どっちが僕を引き取るか決めるとき、母が自分で引き取ると言ってくれたんです。
僕自身も母についていきたくて、それを受け入れました』





お父様はそこまで聞いて、黙り込んだ。

リビング内に、沈黙が流れる。

あたしは思わず、美弦に抱きついた。





『美海ちゃんっ!?』

『美弦~!
これからはあたしが、美弦を好きでいるからね!
美弦はもう、1人ぼっちじゃないからね!』

『…ありがと、美海ちゃん』





ギュッとあたしを抱きしめ返した美弦は、泣いているように思えた。

だけど離れた時、美弦の目に涙は光っていなかった。





『…美弦』

『はいっ!』

『美海を、よろしく頼むぞ』

『……はいっ!』





両親が笑顔になり、あたしたちは顔を見合わせた。




『これからもよろしくね、美海』

『な、名前呼びっ!?
…こ、こちらこそよろしくね。

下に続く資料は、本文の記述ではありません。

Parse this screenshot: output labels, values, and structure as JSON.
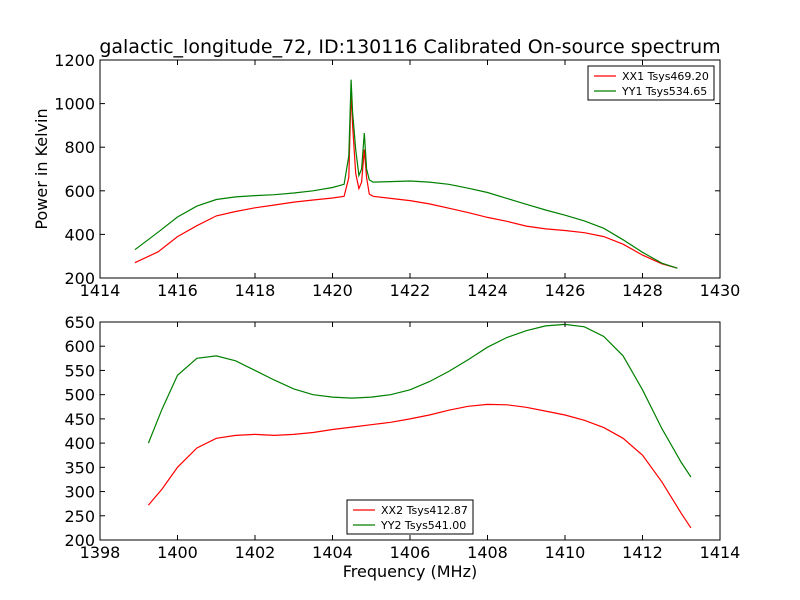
{
  "title": "galactic_longitude_72, ID:130116 Calibrated On-source spectrum",
  "chart_data": [
    {
      "type": "line",
      "xlabel": "",
      "ylabel": "Power in Kelvin",
      "xlim": [
        1414,
        1430
      ],
      "ylim": [
        200,
        1200
      ],
      "xticks": [
        1414,
        1416,
        1418,
        1420,
        1422,
        1424,
        1426,
        1428,
        1430
      ],
      "yticks": [
        200,
        400,
        600,
        800,
        1000,
        1200
      ],
      "grid": false,
      "legend_position": "top-right",
      "series": [
        {
          "name": "XX1 Tsys469.20",
          "color": "#ff0000",
          "x": [
            1414.9,
            1415.5,
            1416,
            1416.5,
            1417,
            1417.5,
            1418,
            1418.5,
            1419,
            1419.5,
            1420,
            1420.3,
            1420.42,
            1420.48,
            1420.52,
            1420.6,
            1420.68,
            1420.75,
            1420.82,
            1420.88,
            1420.95,
            1421.05,
            1421.5,
            1422,
            1422.5,
            1423,
            1423.5,
            1424,
            1424.5,
            1425,
            1425.5,
            1426,
            1426.5,
            1427,
            1427.5,
            1428,
            1428.5,
            1428.9
          ],
          "y": [
            270,
            320,
            390,
            440,
            485,
            505,
            522,
            535,
            548,
            558,
            567,
            575,
            660,
            1060,
            900,
            680,
            610,
            640,
            790,
            660,
            585,
            575,
            565,
            555,
            540,
            520,
            500,
            478,
            460,
            438,
            425,
            418,
            408,
            390,
            355,
            305,
            265,
            245
          ]
        },
        {
          "name": "YY1 Tsys534.65",
          "color": "#008000",
          "x": [
            1414.9,
            1415.5,
            1416,
            1416.5,
            1417,
            1417.5,
            1418,
            1418.5,
            1419,
            1419.5,
            1420,
            1420.3,
            1420.42,
            1420.48,
            1420.52,
            1420.6,
            1420.68,
            1420.75,
            1420.82,
            1420.88,
            1420.95,
            1421.05,
            1421.5,
            1422,
            1422.5,
            1423,
            1423.5,
            1424,
            1424.5,
            1425,
            1425.5,
            1426,
            1426.5,
            1427,
            1427.5,
            1428,
            1428.5,
            1428.9
          ],
          "y": [
            330,
            410,
            480,
            530,
            560,
            572,
            578,
            582,
            590,
            600,
            615,
            630,
            760,
            1110,
            960,
            790,
            670,
            700,
            865,
            700,
            650,
            640,
            642,
            645,
            640,
            630,
            612,
            592,
            565,
            538,
            512,
            488,
            462,
            428,
            375,
            318,
            268,
            245
          ]
        }
      ]
    },
    {
      "type": "line",
      "xlabel": "Frequency (MHz)",
      "ylabel": "",
      "xlim": [
        1398,
        1414
      ],
      "ylim": [
        200,
        650
      ],
      "xticks": [
        1398,
        1400,
        1402,
        1404,
        1406,
        1408,
        1410,
        1412,
        1414
      ],
      "yticks": [
        200,
        250,
        300,
        350,
        400,
        450,
        500,
        550,
        600,
        650
      ],
      "grid": false,
      "legend_position": "bottom-center",
      "series": [
        {
          "name": "XX2 Tsys412.87",
          "color": "#ff0000",
          "x": [
            1399.25,
            1399.6,
            1400,
            1400.5,
            1401,
            1401.5,
            1402,
            1402.5,
            1403,
            1403.5,
            1404,
            1404.5,
            1405,
            1405.5,
            1406,
            1406.5,
            1407,
            1407.5,
            1408,
            1408.5,
            1409,
            1409.5,
            1410,
            1410.5,
            1411,
            1411.5,
            1412,
            1412.5,
            1413,
            1413.25
          ],
          "y": [
            272,
            305,
            350,
            390,
            410,
            416,
            418,
            416,
            418,
            422,
            428,
            433,
            438,
            443,
            450,
            458,
            468,
            476,
            480,
            479,
            474,
            466,
            458,
            447,
            432,
            410,
            375,
            320,
            255,
            225
          ]
        },
        {
          "name": "YY2 Tsys541.00",
          "color": "#008000",
          "x": [
            1399.25,
            1399.6,
            1400,
            1400.5,
            1401,
            1401.5,
            1402,
            1402.5,
            1403,
            1403.5,
            1404,
            1404.5,
            1405,
            1405.5,
            1406,
            1406.5,
            1407,
            1407.5,
            1408,
            1408.5,
            1409,
            1409.5,
            1410,
            1410.5,
            1411,
            1411.5,
            1412,
            1412.5,
            1413,
            1413.25
          ],
          "y": [
            400,
            470,
            540,
            575,
            580,
            570,
            550,
            530,
            512,
            500,
            495,
            493,
            495,
            500,
            510,
            527,
            548,
            572,
            598,
            618,
            632,
            642,
            645,
            640,
            620,
            580,
            510,
            430,
            360,
            330
          ]
        }
      ]
    }
  ]
}
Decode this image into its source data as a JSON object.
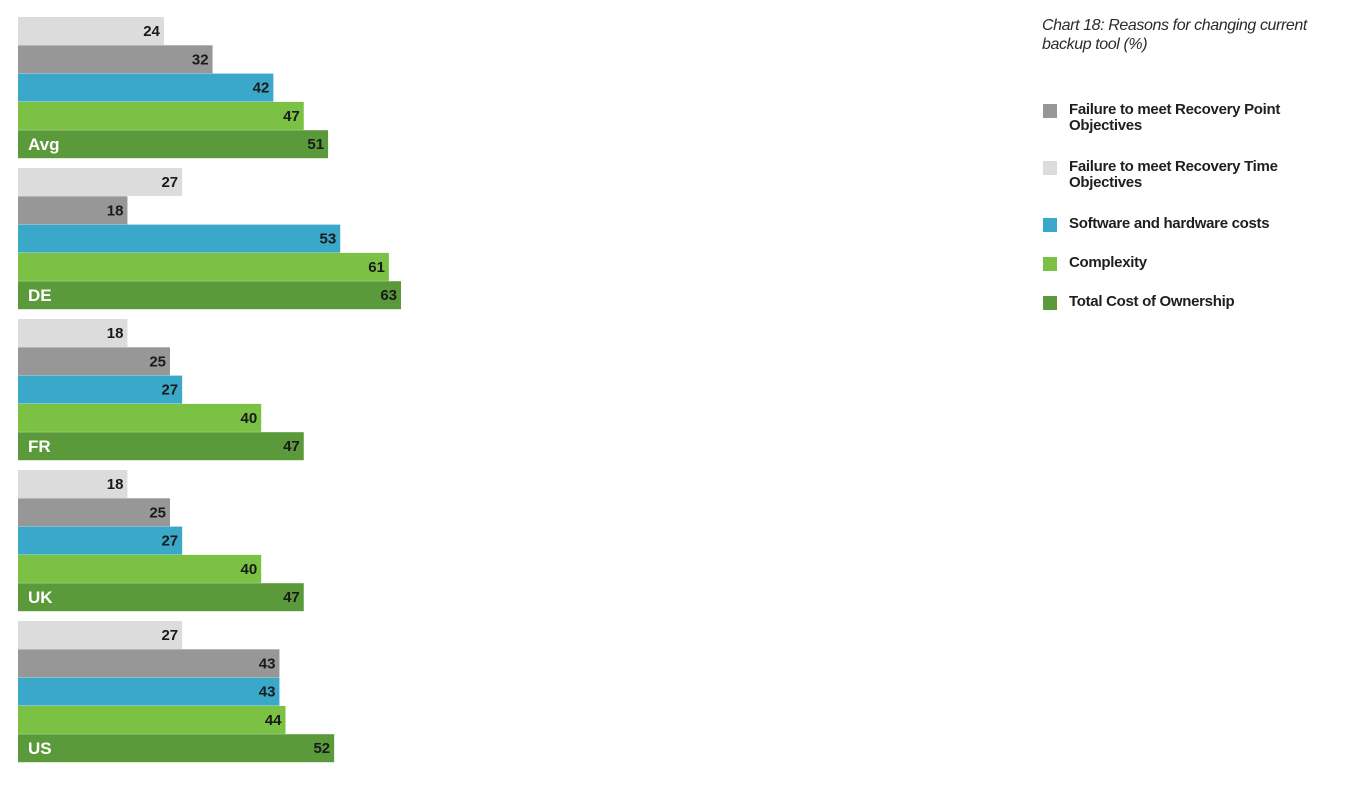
{
  "chart_data": {
    "type": "bar",
    "orientation": "horizontal",
    "title": "Chart 18: Reasons for changing current backup tool (%)",
    "categories": [
      "Avg",
      "DE",
      "FR",
      "UK",
      "US"
    ],
    "series": [
      {
        "name": "Failure to meet Recovery Time Objectives",
        "color": "#dcdcdc",
        "values": [
          24,
          27,
          18,
          18,
          27
        ]
      },
      {
        "name": "Failure to meet Recovery Point Objectives",
        "color": "#979797",
        "values": [
          32,
          18,
          25,
          25,
          43
        ]
      },
      {
        "name": "Software and hardware costs",
        "color": "#3aa8c9",
        "values": [
          42,
          53,
          27,
          27,
          43
        ]
      },
      {
        "name": "Complexity",
        "color": "#7bc143",
        "values": [
          47,
          61,
          40,
          40,
          44
        ]
      },
      {
        "name": "Total Cost of Ownership",
        "color": "#5a9a3a",
        "values": [
          51,
          63,
          47,
          47,
          52
        ]
      }
    ],
    "legend_order": [
      "Failure to meet Recovery Point Objectives",
      "Failure to meet Recovery Time Objectives",
      "Software and hardware costs",
      "Complexity",
      "Total Cost of Ownership"
    ],
    "legend_position": "right",
    "grid": false,
    "xlabel": "",
    "ylabel": ""
  }
}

美弦!』





ちなみにあたしは、気が付いたら名前呼びだった。

美弦のいる海へ行くとき、心の中で真宮くんと呼んでいたら、長くて鬱陶しくなり、呼んでいるうちに美弦へ変化してしまった。

今では何の違和感もなく、お互い名前呼びをしている。







そういえばお父様、名字が久我山になっても良いのかって聞いた。

それは美弦が久我山に婿養子に入ることを言っていて、それってすなわち結婚だよね!?



あたしは美弦と笑い合う時、それを思い出し、真っ赤になってしまった。

それを見た美弦に『トマトみたい』と笑われ、ますます恥ずかしくなった。